Il Carlo Felice di Genova è reduce da una rottura clamorosa tra il sindaco Marco Doria e il sovrintendente Giovanni Pacor per un buco in bilancio di 5, 8 milioni. Sfiduciato Pacor, è stato appena nominato Maurizio Roi, ma il teatro langue nell’assenza di direttore musicale e di molto altro. Un’isola felice è Venezia, dove Cristiano Chiarot, sovrintendente della Fenice, festeggia 121 recite all’anno e tre bilanci in pareggio, con raddoppio dei ricavi dalla biglietteria. La ricetta? «Controllo assoluto dei costi e produttività elevata delle masse. Per ogni titolo si fa una proiezione economica che prevede un piano di ammortizzamento attraverso le riprese. Stiamo per debuttare con la centesima replica della nostra bellissima “Traviata”».

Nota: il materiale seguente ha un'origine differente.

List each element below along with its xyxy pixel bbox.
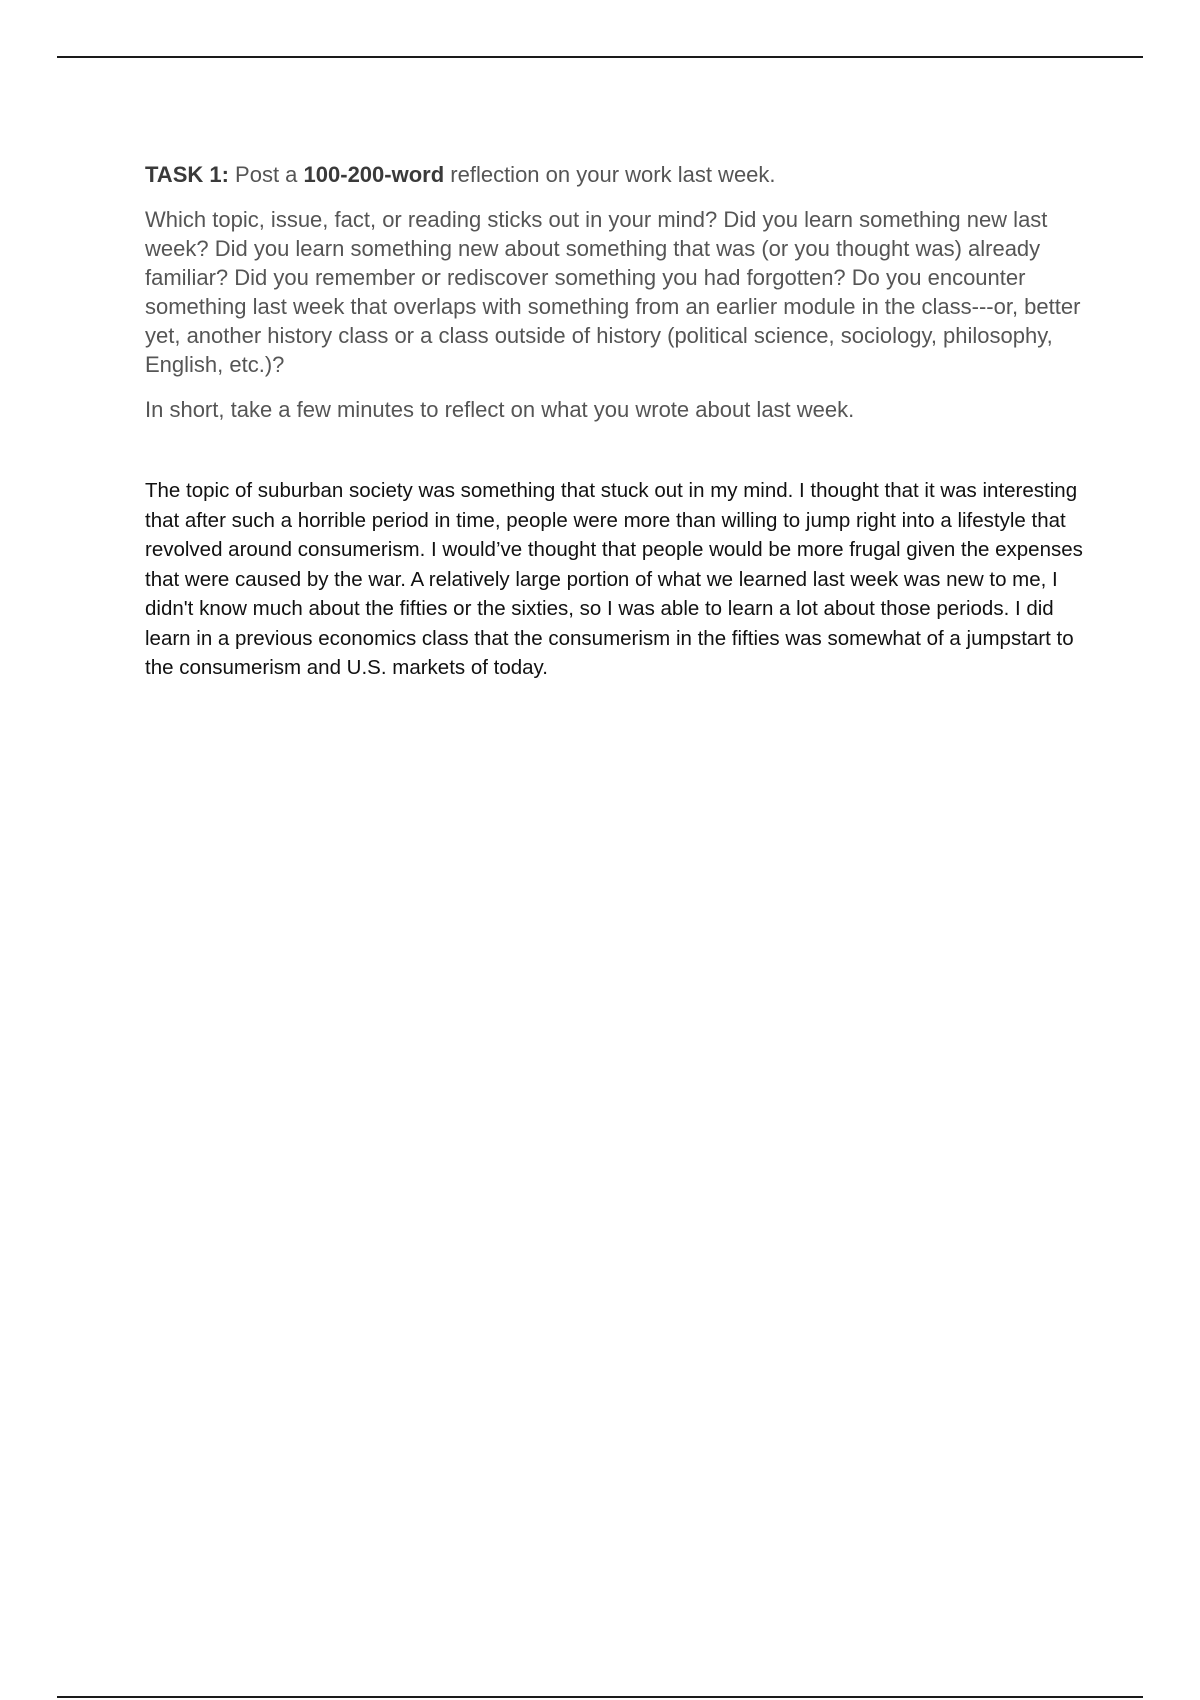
prompt-summary: In short, take a few minutes to reflect on what you wrote about last week. (145, 397, 855, 422)
student-response: The topic of suburban society was something that stuck out in my mind. I thought that it was interesting that after such a horrible period in time, people were more than willing to jump right into a lifestyle that revolved around consumerism. I would’ve thought that people would be more frugal given the expenses that were caused by the war. A relatively large portion of what we learned last week was new to me, I didn't know much about the fifties or the sixties, so I was able to learn a lot about those periods. I did learn in a previous economics class that the consumerism in the fifties was somewhat of a jumpstart to the consumerism and U.S. markets of today. (145, 479, 1083, 679)
task-label: TASK 1: (145, 162, 229, 187)
prompt-questions: Which topic, issue, fact, or reading sticks out in your mind? Did you learn something new last week? Did you learn something new about something that was (or you thought was) already familiar? Did you remember or rediscover something you had forgotten? Do you encounter something last week that overlaps with something from an earlier module in the class---or, better yet, another history class or a class outside of history (political science, sociology, philosophy, English, etc.)? (145, 207, 1081, 377)
task-heading (145, 160, 1095, 189)
task-text-post: reflection on your work last week. (444, 162, 776, 187)
task-word-count: 100-200-word (303, 162, 445, 187)
task-text-pre: Post a (228, 162, 304, 187)
top-rule (57, 56, 1143, 58)
document-body (145, 160, 1095, 703)
bottom-rule (57, 1696, 1143, 1698)
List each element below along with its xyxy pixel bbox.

Non altrettanto amena è la situazione al San Carlo, le cui problematiche affondano nel vecchio passaggio d’identità dei teatri d’opera, che da enti lirici, negli anni Novanta, divennero fondazioni di diritto privato. A Napoli la patrimonializzazione non è mai stata compiuta, e a dispetto di sei bilanci in pareggio si amplia la voragine del debito. Accanto alla sovrintendente Rosanna Purchia e al direttore artistico Vincenzo De Vivo, oggi lavora un commissario. Il direttore musicale Nicola Luisotti, impegnato con lo stesso ruolo a San Francisco, è poco presente, e non è improbabile che si stia cercando un’alternativa più efficace. La tentazione di fantasticare sul napoletano Riccardo Muti non è realistica, considerando anche che da tempo il maestro non ha più voluto dirigere al San Carlo.
Al Petruzzelli di Bari, commissariato e poi rilanciato da Carlo Fuortes, il neo-eletto Massimo Biscardi ha tagliato titoli della precedente gestione, dato che nel 2013 il Comune di Bari ha versato due milioni di euro in meno al teatro. Strategia di risparmio non gradita al direttore musicale Daniele Rustioni, che si è visto cancellare la Lucia di Lammermoor e il Trittico di Puccini. Se il teatro non viene ricapitalizzato, si andrà a un nuovo commissariamento.
Anche il Massimo di Palermo è stato a lungo commissariato, e si è appena avviata la sovrintendenza di Francesco Giambrone, che sostiene aver trovato un teatro allo sbando: «Non c’è direttore artistico e manca un direttore musicale da dieci anni. Ne ho designato uno, che annuncerò tra pochi giorni. Ma intanto abbiamo perso la metà degli abbonati». Il melodramma continua.